Wednesday, April 16, 2008

Common Stocks and Uncommon Profits and Other Writings......by Philip A. Fisher

Philip Fisher was one of the most influential investors, whose investing philosophy till date has great importance and value for every investor. Born in San Francisco, California in 1907, he began his 1928 as a security analyst with the Anglo-London Bank. He was a dropout of Stanford Business School.

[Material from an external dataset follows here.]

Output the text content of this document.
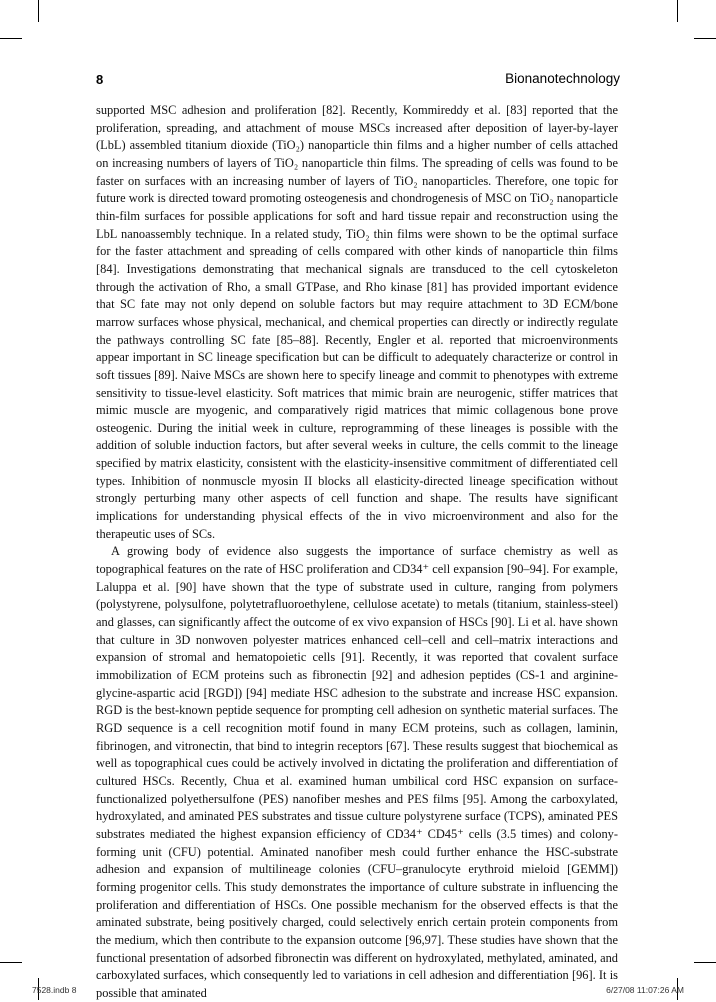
8	Bionanotechnology

supported MSC adhesion and proliferation [82]. Recently, Kommireddy et al. [83] reported that the proliferation, spreading, and attachment of mouse MSCs increased after deposition of layer-by-layer (LbL) assembled titanium dioxide (TiO₂) nanoparticle thin films and a higher number of cells attached on increasing numbers of layers of TiO₂ nanoparticle thin films. The spreading of cells was found to be faster on surfaces with an increasing number of layers of TiO₂ nanoparticles. Therefore, one topic for future work is directed toward promoting osteogenesis and chondrogenesis of MSC on TiO₂ nanoparticle thin-film surfaces for possible applications for soft and hard tissue repair and reconstruction using the LbL nanoassembly technique. In a related study, TiO₂ thin films were shown to be the optimal surface for the faster attachment and spreading of cells compared with other kinds of nanoparticle thin films [84]. Investigations demonstrating that mechanical signals are transduced to the cell cytoskeleton through the activation of Rho, a small GTPase, and Rho kinase [81] has provided important evidence that SC fate may not only depend on soluble factors but may require attachment to 3D ECM/bone marrow surfaces whose physical, mechanical, and chemical properties can directly or indirectly regulate the pathways controlling SC fate [85–88]. Recently, Engler et al. reported that microenvironments appear important in SC lineage specification but can be difficult to adequately characterize or control in soft tissues [89]. Naive MSCs are shown here to specify lineage and commit to phenotypes with extreme sensitivity to tissue-level elasticity. Soft matrices that mimic brain are neurogenic, stiffer matrices that mimic muscle are myogenic, and comparatively rigid matrices that mimic collagenous bone prove osteogenic. During the initial week in culture, reprogramming of these lineages is possible with the addition of soluble induction factors, but after several weeks in culture, the cells commit to the lineage specified by matrix elasticity, consistent with the elasticity-insensitive commitment of differentiated cell types. Inhibition of nonmuscle myosin II blocks all elasticity-directed lineage specification without strongly perturbing many other aspects of cell function and shape. The results have significant implications for understanding physical effects of the in vivo microenvironment and also for the therapeutic uses of SCs.

A growing body of evidence also suggests the importance of surface chemistry as well as topographical features on the rate of HSC proliferation and CD34⁺ cell expansion [90–94]. For example, Laluppa et al. [90] have shown that the type of substrate used in culture, ranging from polymers (polystyrene, polysulfone, polytetrafluoroethylene, cellulose acetate) to metals (titanium, stainless-steel) and glasses, can significantly affect the outcome of ex vivo expansion of HSCs [90]. Li et al. have shown that culture in 3D nonwoven polyester matrices enhanced cell–cell and cell–matrix interactions and expansion of stromal and hematopoietic cells [91]. Recently, it was reported that covalent surface immobilization of ECM proteins such as fibronectin [92] and adhesion peptides (CS-1 and arginine-glycine-aspartic acid [RGD]) [94] mediate HSC adhesion to the substrate and increase HSC expansion. RGD is the best-known peptide sequence for prompting cell adhesion on synthetic material surfaces. The RGD sequence is a cell recognition motif found in many ECM proteins, such as collagen, laminin, fibrinogen, and vitronectin, that bind to integrin receptors [67]. These results suggest that biochemical as well as topographical cues could be actively involved in dictating the proliferation and differentiation of cultured HSCs. Recently, Chua et al. examined human umbilical cord HSC expansion on surface-functionalized polyethersulfone (PES) nanofiber meshes and PES films [95]. Among the carboxylated, hydroxylated, and aminated PES substrates and tissue culture polystyrene surface (TCPS), aminated PES substrates mediated the highest expansion efficiency of CD34⁺ CD45⁺ cells (3.5 times) and colony-forming unit (CFU) potential. Aminated nanofiber mesh could further enhance the HSC-substrate adhesion and expansion of multilineage colonies (CFU–granulocyte erythroid mieloid [GEMM]) forming progenitor cells. This study demonstrates the importance of culture substrate in influencing the proliferation and differentiation of HSCs. One possible mechanism for the observed effects is that the aminated substrate, being positively charged, could selectively enrich certain protein components from the medium, which then contribute to the expansion outcome [96,97]. These studies have shown that the functional presentation of adsorbed fibronectin was different on hydroxylated, methylated, aminated, and carboxylated surfaces, which consequently led to variations in cell adhesion and differentiation [96]. It is possible that aminated

7528.indb 8	6/27/08 11:07:26 AM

His career spanned for 74 years and he died in 2004.
Common Stocks and Uncommon Profits, the first book that he wrote, was published in 1958.
It will teach you the true basics of fundamentals of investing.
This book has been a part of the curriculum in the investment class at the Stanford Graduate School of Business.
Philip A. Fisher, has suggested fifteen points on the basis of which your decision on making investments in common stocks should be based.
  1. Does the company have products or services with sufficient market potential to make possible a sizable increase in sales for at least several years?
  2. Does the management have a determination to continue to develop products or processes that will still further increase total sales potentials when the growth potentials of currently attractive product lines have largely been exploited?
  3. How effective are the company's research and development efforts in relation to its size?
  4. Does the company have an above-average sales organization?
  5. Does the company have a worthwhile profit margin?
  6. What is the company doing to maintain or improve profit margins?
  7. Does the company have outstanding labor and personnel relations?
  8. Does the company have outstanding executive relations?
  9. Does the company have depth to its management?
  10. How good are the company's cost analysis and accounting controls?
  11. Are there other aspects of the business, somewhat peculiar to the industry involved, which will give the investor important clues as to how outstanding the company may be in relation to its competition?
  12. Does the company have a short-range or long-range outlook in regard to profits?
  13. In the foreseeable future will the growth of the company require sufficient equity financing so that the larger number of shares then outstanding will largely cancel the existing stockholder's benefit from this anticipated growth?
  14. Does the management talk freely to investors about its affairs when things are going well but "clam up" when troubles and disappointments occur?
  15. Does the company have a management of unquestionable integrity?

In the words of Kenneth L. Fisher (son of Philip Fisher) "It is a little investing bible- a book that is meant to be read multiple times & whose usefulness does not end with the last page."

Almost every leading investment practitioner and financial expert swear by this book.

A must have for anyone who wants to make money in the stock market.